Treatment of interstitial nephritis will depend on the cause of the disease. Stopping intake of medications that can cause this disease is often necessary, and dietary measures such as limiting salt and fluid intake may also help. Keeping your blood pressure low (if you have hypertension) is also an important part of the treatment. Dialysis may also be done if needed, though this is usually temporary.
Interstitial nephritis is usually a short-term disease and recovery is likely. Possible complications of interstitial nephritis include chronic renal failure if the damage to the kidneys is severe. Acid can also build up in the body if the kidneys cannot excrete it, causing metabolic acidosis.
Interstitial nephritis may be prevented through limiting the intake of drugs known to cause the condition.
References
- Perazella MA, Luciano RL Review of select causes of drug-induced AKI. Expert Rev Clin Pharmacol. 2015;8(4):367-71
- Jha V, Garcia-Garcia G, Iseki K, Li Z, Naicker S, Plattner B, Saran R, Wang AY, Yang CW. Chronic kidney disease: global dimension and perspectives. Lancet. 2013;382(9888):260-72
- Markowitz GS, Bomback AS, Perazella MA. Drug-Induced Glomerular Disease: Direct Cellular Injury. Clin J Am Soc Nephrol. 2015;10(7):1291-9.
- Shirali AC, Perazella MA. Tubulointerstitial injury associated with chemotherapeutic agents. Adv Chronic Kidney Dis. 2014;21(1):56-63.
- Korsten P, Müller GA. Interstitial nephritis in rheumatic diseases. Z Rheumatol. 2015;74(4):290-9
- Wernerson A, Wijkström J, Elinder CG. Update on endemic nephropathies. Curr Opin Nephrol Hypertens. 2014;23(3):232-8.

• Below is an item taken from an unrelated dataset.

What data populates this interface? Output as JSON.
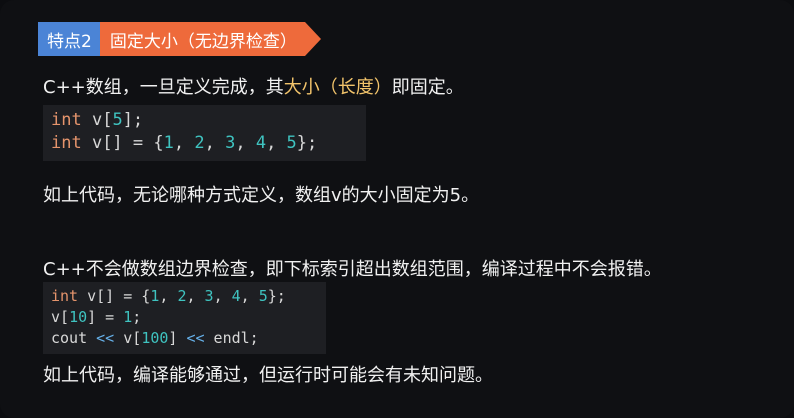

- Zoja C, Abbate M, Remuzzi G. Progression of renal injury toward interstitial inflammation and glomerular sclerosis is dependent on abnormal protein filtration. Nephrol Dial Transplant. 2015;30(5):706-12.
- Haas M. Chronic allograft nephropathy or interstitial fibrosis and tubular atrophy: what is in a name? Curr Opin Nephrol Hypertens. 2014;23(3):245-50
- Perazella MA. Diagnosing drug-induced AIN in the hospitalized patient: a challenge for the clinician. Clin Nephrol. 2014;81(6):381-8.